Demikian pula yang jauh lebih penting adalah terkatrolnya kepercayaan rakyat yang pernah terpuruk menjelang akhir dekade 1980-an. Di Indonesia, telah menjadi kenyataan bahwa pertumbuhan ekonomi amat lamban, sektor ril yang jalan di tempat, korupsi meluas dan makin jelas, ketegasan hukum terhadap koruptor amat sangat lemah, dinamika politik yang tidak dapat mendukung pendidikan dan penyadaran bermasyarakat, misalnya suksesi kepemimpinan nasional yang berpotensi konflik sosial yang sangat dahsyat atau sekurang-kurangnya akan menghasilkan pemimpin nasional yang tidak kredibel, akuntabel, kapabel dan semacamnya, serta kepercayaan masyarakat kian terpuruk.

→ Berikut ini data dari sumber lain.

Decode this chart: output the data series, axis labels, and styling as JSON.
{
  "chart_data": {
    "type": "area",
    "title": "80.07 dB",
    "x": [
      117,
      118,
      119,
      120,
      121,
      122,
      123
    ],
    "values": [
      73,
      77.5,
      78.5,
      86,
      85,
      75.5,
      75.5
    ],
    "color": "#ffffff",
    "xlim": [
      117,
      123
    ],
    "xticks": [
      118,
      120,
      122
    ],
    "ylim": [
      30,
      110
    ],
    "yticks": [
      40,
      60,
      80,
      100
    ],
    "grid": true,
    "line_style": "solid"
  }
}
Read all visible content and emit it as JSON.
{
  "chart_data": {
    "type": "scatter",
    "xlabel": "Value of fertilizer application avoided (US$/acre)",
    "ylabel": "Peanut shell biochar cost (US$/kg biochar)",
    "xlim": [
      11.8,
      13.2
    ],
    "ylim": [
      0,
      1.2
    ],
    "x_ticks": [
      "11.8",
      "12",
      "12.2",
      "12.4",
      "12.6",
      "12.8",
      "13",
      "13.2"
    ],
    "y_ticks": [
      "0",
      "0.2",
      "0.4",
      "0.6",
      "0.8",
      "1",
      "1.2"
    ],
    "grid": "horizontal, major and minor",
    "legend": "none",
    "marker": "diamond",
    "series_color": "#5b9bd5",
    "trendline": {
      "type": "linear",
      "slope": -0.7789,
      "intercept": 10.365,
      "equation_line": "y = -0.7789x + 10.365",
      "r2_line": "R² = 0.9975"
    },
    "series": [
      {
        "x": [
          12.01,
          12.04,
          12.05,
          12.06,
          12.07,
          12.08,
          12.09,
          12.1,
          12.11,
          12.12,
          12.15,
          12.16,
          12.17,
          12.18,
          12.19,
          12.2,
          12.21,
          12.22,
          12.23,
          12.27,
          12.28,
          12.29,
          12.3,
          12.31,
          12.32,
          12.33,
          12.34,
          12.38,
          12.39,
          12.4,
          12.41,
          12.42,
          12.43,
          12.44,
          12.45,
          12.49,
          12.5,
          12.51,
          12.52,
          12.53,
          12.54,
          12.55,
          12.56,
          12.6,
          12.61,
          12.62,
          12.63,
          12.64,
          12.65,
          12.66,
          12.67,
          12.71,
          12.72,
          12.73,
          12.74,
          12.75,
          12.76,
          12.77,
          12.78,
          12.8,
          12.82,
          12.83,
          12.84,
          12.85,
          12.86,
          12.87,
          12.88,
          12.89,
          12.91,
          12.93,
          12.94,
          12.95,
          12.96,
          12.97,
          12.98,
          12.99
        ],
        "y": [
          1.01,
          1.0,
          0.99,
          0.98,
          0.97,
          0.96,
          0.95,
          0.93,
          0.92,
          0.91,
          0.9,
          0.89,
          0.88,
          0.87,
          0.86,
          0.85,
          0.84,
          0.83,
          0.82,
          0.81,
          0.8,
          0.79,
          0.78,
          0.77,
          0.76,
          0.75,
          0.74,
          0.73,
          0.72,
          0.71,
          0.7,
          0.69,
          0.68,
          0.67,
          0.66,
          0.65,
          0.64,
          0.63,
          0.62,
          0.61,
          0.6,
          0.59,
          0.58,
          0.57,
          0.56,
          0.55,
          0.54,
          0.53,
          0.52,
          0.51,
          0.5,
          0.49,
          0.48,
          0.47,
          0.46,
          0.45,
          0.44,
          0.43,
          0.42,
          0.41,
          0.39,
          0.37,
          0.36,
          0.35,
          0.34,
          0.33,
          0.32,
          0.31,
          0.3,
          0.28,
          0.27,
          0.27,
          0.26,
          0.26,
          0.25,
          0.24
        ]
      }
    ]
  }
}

Hal-hal yang disebut terakhir pada hakikatnya adalah agenda reformasi yang oleh pemerintah belum sanggup dijalankan. Cina terbukti berhasil menjalankan reformasi dengan pengawasan masyarakat yang sangat baik. Masyarakat, dengan demikian, menaruh kepercayaan yang amat besar. Karena itu pula, masyarakat dapat dengan sabar menunggu realisasi kebijakan pemerintah. Saatnya kini, bangsa kita mengambil pelajaran dari Cina, negara yang mungkin ideologinya kita "benci", tapi justru memberi sebagian contoh yang baik untuk mencapai tujuan nasional kita. Semoga!

Penulis adalah Ketua Umum Pengurus Besar Himpunan Mahasiswa Islam (PB HMI) periode 2001-2003.